As welfare, health, and education services, and all the other shibboleths of the old nation state begin to break up because government cannot pay for them, we shall see the re-emergence of the extended family unit, particularly among the once-prosperous middle class, as the core welfare model. Living together as an extended family for a much longer period of time, as in Asia, with publicly-inactive members whose role will be to maintain the family, while the elderly will take upon themselves the responsibility for educating the young – largely through privately funded, exclusive educational establishments which will rigidly exclude those who cannot pay, and also those whose children do not exhibit a sufficient level of intelligence to meet the intellectual demands of the institution.
These institutions will be driven by the need to attract the brightest and best of each generation, in order to be able to continue to demonstrate intellectual excellence, which will in turn be driven by the increasing competition between educational establishments whose examination results will be rigidly graded and whose function will be to turn out the next generation of ‘super consultants’. Schools will guard their entrance requirements by both increases in intellectual standards and fee structures so that only the truly wealthy and the most intellectually entrepreneurial will be able to qualify for admission.

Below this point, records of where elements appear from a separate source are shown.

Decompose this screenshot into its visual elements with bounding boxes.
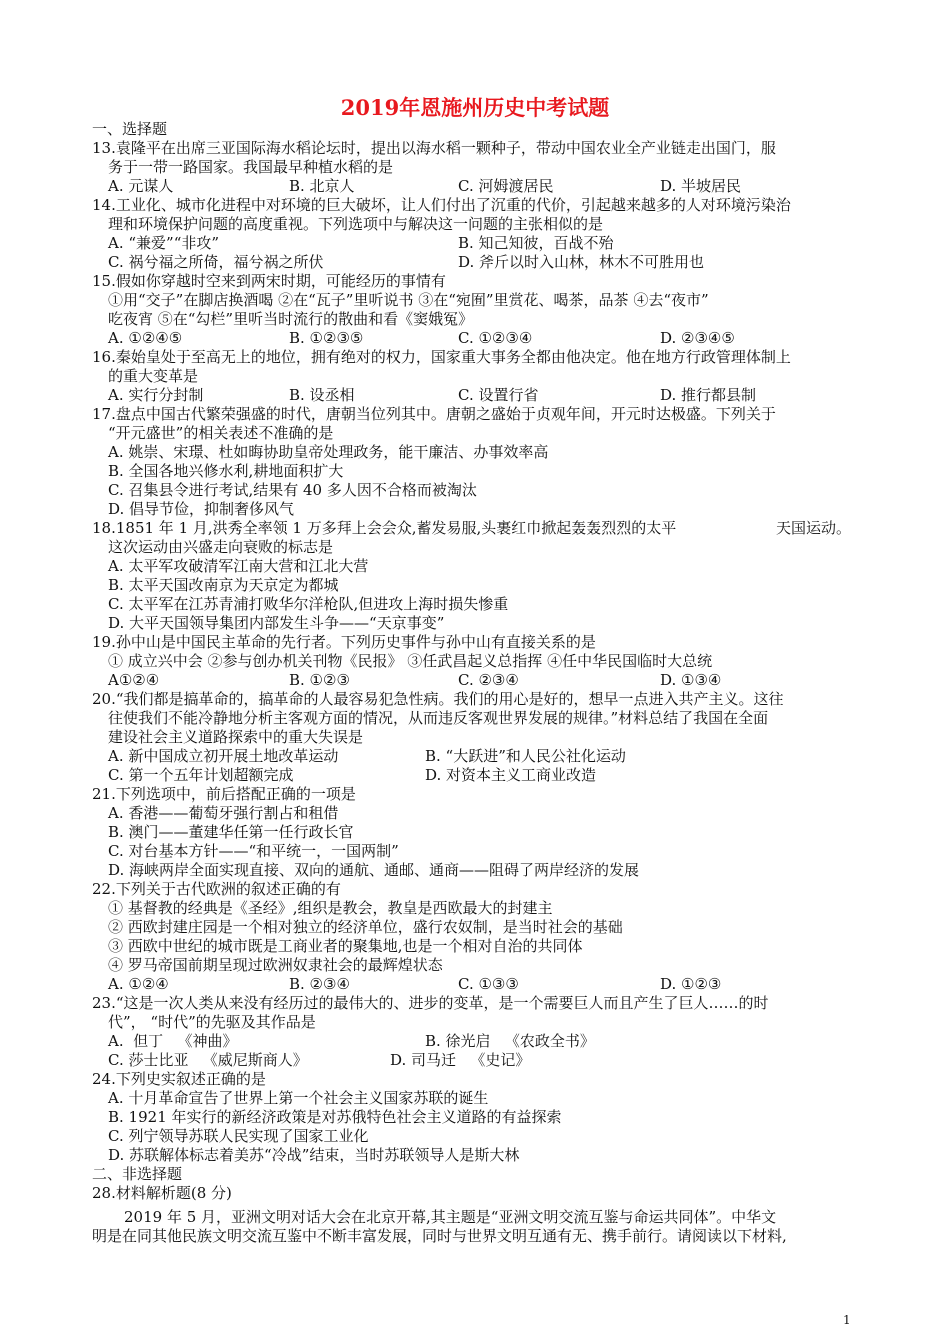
question-23-option-d: D. 司马迁 《史记》: [390, 1051, 531, 1069]
question-13-line-2: 务于一带一路国家。我国最早种植水稻的是: [108, 158, 394, 176]
question-23-option-a: A. 但丁 《神曲》: [108, 1032, 238, 1050]
question-17-line-2: “开元盛世”的相关表述不准确的是: [108, 424, 334, 442]
question-19-line-1: 19.孙中山是中国民主革命的先行者。下列历史事件与孙中山有直接关系的是: [92, 633, 596, 651]
question-21-option-a: A. 香港——葡萄牙强行割占和租借: [108, 804, 339, 822]
question-23-line-1: 23.“这是一次人类从来没有经历过的最伟大的、进步的变革，是一个需要巨人而且产生了巨人……的时: [92, 994, 769, 1012]
question-24-option-b: B. 1921 年实行的新经济政策是对苏俄特色社会主义道路的有益探索: [108, 1108, 562, 1126]
question-22-option-b: B. ②③④: [289, 975, 350, 993]
question-18-line-1: 18.1851 年 1 月,洪秀全率领 1 万多拜上会会众,蓄发易服,头裹红巾掀起轰轰烈烈的太平: [92, 519, 677, 537]
question-19-line-2: ① 成立兴中会 ②参与创办机关刊物《民报》 ③任武昌起义总指挥 ④任中华民国临时大总统: [108, 652, 713, 670]
question-17-option-c: C. 召集县令进行考试,结果有 40 多人因不合格而被淘汰: [108, 481, 477, 499]
question-22-option-d: D. ①②③: [660, 975, 722, 993]
question-22-item-2: ② 西欧封建庄园是一个相对独立的经济单位，盛行农奴制，是当时社会的基础: [108, 918, 623, 936]
question-18-option-d: D. 大平天国领导集团内部发生斗争——“天京事变”: [108, 614, 445, 632]
question-24-option-a: A. 十月革命宣告了世界上第一个社会主义国家苏联的诞生: [108, 1089, 489, 1107]
question-13-option-d: D. 半坡居民: [660, 177, 742, 195]
question-14-option-c: C. 祸兮福之所倚，福兮祸之所伏: [108, 253, 324, 271]
question-23-line-2: 代”， “时代”的先驱及其作品是: [108, 1013, 316, 1031]
question-16-option-a: A. 实行分封制: [108, 386, 204, 404]
question-19-option-d: D. ①③④: [660, 671, 722, 689]
question-16-line-2: 的重大变革是: [108, 367, 199, 385]
question-22-item-1: ① 基督教的经典是《圣经》,组织是教会，教皇是西欧最大的封建主: [108, 899, 553, 917]
question-18-option-a: A. 太平军攻破清军江南大营和江北大营: [108, 557, 369, 575]
question-22-item-4: ④ 罗马帝国前期呈现过欧洲奴隶社会的最辉煌状态: [108, 956, 443, 974]
question-15-option-b: B. ①②③⑤: [289, 329, 364, 347]
question-15-option-a: A. ①②④⑤: [108, 329, 183, 347]
question-19-option-a: A①②④: [108, 671, 160, 689]
question-24-line-1: 24.下列史实叙述正确的是: [92, 1070, 266, 1088]
question-13-option-a: A. 元谋人: [108, 177, 174, 195]
question-15-line-3: 吃夜宵 ⑤在“勾栏”里听当时流行的散曲和看《窦娥冤》: [108, 310, 474, 328]
question-17-line-1: 17.盘点中国古代繁荣强盛的时代，唐朝当位列其中。唐朝之盛始于贞观年间，开元时达极盛。下列关于: [92, 405, 776, 423]
question-13-option-b: B. 北京人: [289, 177, 355, 195]
question-22-option-a: A. ①②④: [108, 975, 169, 993]
page-title: 2019年恩施州历史中考试题: [340, 95, 610, 120]
question-19-option-b: B. ①②③: [289, 671, 350, 689]
question-20-option-a: A. 新中国成立初开展土地改革运动: [108, 747, 339, 765]
question-20-line-3: 建设社会主义道路探索中的重大失误是: [108, 728, 364, 746]
question-18-line-1-end: 天国运动。: [776, 519, 852, 537]
question-16-line-1: 16.秦始皇处于至高无上的地位，拥有绝对的权力，国家重大事务全都由他决定。他在地方行政管理体制上: [92, 348, 791, 366]
page-number: 1: [843, 1313, 851, 1327]
question-22-line-1: 22.下列关于古代欧洲的叙述正确的有: [92, 880, 341, 898]
question-23-option-c: C. 莎士比亚 《威尼斯商人》: [108, 1051, 308, 1069]
question-28-line-2: 2019 年 5 月，亚洲文明对话大会在北京开幕,其主题是“亚洲文明交流互鉴与命运共同体”。中华文: [124, 1208, 777, 1226]
question-20-option-c: C. 第一个五年计划超额完成: [108, 766, 294, 784]
question-18-line-2: 这次运动由兴盛走向衰败的标志是: [108, 538, 334, 556]
question-15-line-1: 15.假如你穿越时空来到两宋时期，可能经历的事情有: [92, 272, 446, 290]
question-20-line-2: 往使我们不能冷静地分析主客观方面的情况，从而违反客观世界发展的规律。”材料总结了我国在全面: [108, 709, 769, 727]
question-15-option-d: D. ②③④⑤: [660, 329, 735, 347]
question-14-option-b: B. 知己知彼，百战不殆: [458, 234, 614, 252]
question-22-item-3: ③ 西欧中世纪的城市既是工商业者的聚集地,也是一个相对自治的共同体: [108, 937, 583, 955]
question-28-heading: 28.材料解析题(8 分): [92, 1184, 232, 1202]
question-20-option-d: D. 对资本主义工商业改造: [425, 766, 597, 784]
question-14-line-2: 理和环境保护问题的高度重视。下列选项中与解决这一问题的主张相似的是: [108, 215, 604, 233]
question-16-option-c: C. 设置行省: [458, 386, 539, 404]
question-24-option-d: D. 苏联解体标志着美苏“冷战”结束，当时苏联领导人是斯大林: [108, 1146, 520, 1164]
question-15-option-c: C. ①②③④: [458, 329, 533, 347]
question-14-line-1: 14.工业化、城市化进程中对环境的巨大破坏，让人们付出了沉重的代价，引起越来越多的人对环境污染治: [92, 196, 791, 214]
question-18-option-b: B. 太平天国改南京为天京定为都城: [108, 576, 339, 594]
question-23-option-b: B. 徐光启 《农政全书》: [425, 1032, 595, 1050]
question-15-line-2: ①用“交子”在脚店换酒喝 ②在“瓦子”里听说书 ③在“宛囿”里赏花、喝茶，品茶 ④去“夜市”: [108, 291, 709, 309]
question-16-option-d: D. 推行都县制: [660, 386, 757, 404]
question-21-option-d: D. 海峡两岸全面实现直接、双向的通航、通邮、通商——阻碍了两岸经济的发展: [108, 861, 640, 879]
question-18-option-c: C. 太平军在江苏青浦打败华尔洋枪队,但进攻上海时损失惨重: [108, 595, 509, 613]
question-13-option-c: C. 河姆渡居民: [458, 177, 554, 195]
question-17-option-d: D. 倡导节俭，抑制奢侈风气: [108, 500, 295, 518]
question-24-option-c: C. 列宁领导苏联人民实现了国家工业化: [108, 1127, 369, 1145]
question-21-option-b: B. 澳门——董建华任第一任行政长官: [108, 823, 354, 841]
question-16-option-b: B. 设丞相: [289, 386, 355, 404]
question-13-line-1: 13.袁隆平在出席三亚国际海水稻论坛时，提出以海水稻一颗种子，带动中国农业全产业链走出国门，服: [92, 139, 776, 157]
section-heading-choice: 一、选择题: [92, 120, 168, 138]
question-21-option-c: C. 对台基本方针——“和平统一，一国两制”: [108, 842, 399, 860]
question-28-line-3: 明是在同其他民族文明交流互鉴中不断丰富发展，同时与世界文明互通有无、携手前行。请阅读以下材料,: [92, 1227, 787, 1245]
section-heading-nonchoice: 二、非选择题: [92, 1165, 183, 1183]
question-22-option-c: C. ①③③: [458, 975, 519, 993]
question-17-option-b: B. 全国各地兴修水利,耕地面积扩大: [108, 462, 344, 480]
question-20-option-b: B. “大跃进”和人民公社化运动: [425, 747, 626, 765]
question-20-line-1: 20.“我们都是搞革命的，搞革命的人最容易犯急性病。我们的用心是好的，想早一点进入共产主义。这往: [92, 690, 784, 708]
question-19-option-c: C. ②③④: [458, 671, 519, 689]
question-14-option-d: D. 斧斤以时入山林，林木不可胜用也: [458, 253, 705, 271]
question-17-option-a: A. 姚崇、宋璟、杜如晦协助皇帝处理政务，能干廉洁、办事效率高: [108, 443, 549, 461]
question-21-line-1: 21.下列选项中，前后搭配正确的一项是: [92, 785, 356, 803]
question-14-option-a: A. “兼爱”“非攻”: [108, 234, 220, 252]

Universities, in turn, will be graded by fee structures, having the power to charge on a scale which will exclude the majority of individuals who cannot meet either their intellectual or their financial standards. In order to meet the need to deliver the necessary level of financial requirement to achieve these standards, full family property inheritance will become paramount – inheritance taxes will need to be abolished, and we will see increasing pressure on Government to reform these taxes - parents will literally become the trustees of their children’s future, and in turn, their own welfare, as their offspring will be required to guarantee their parent’s longer term care, as they grow older and live longer. Having the ability to pass on their fortune intact to their offspring will therefore become for the wealthy, a significantly important investment for their own well-being in the future, and just like their Roman counterparts at the end of the 5th century AD, they may need to find other jurisdictions to escape to in order to enjoy the fruits of their labours.
Where will they go?
Well the Asian market seems as good a place as any right now.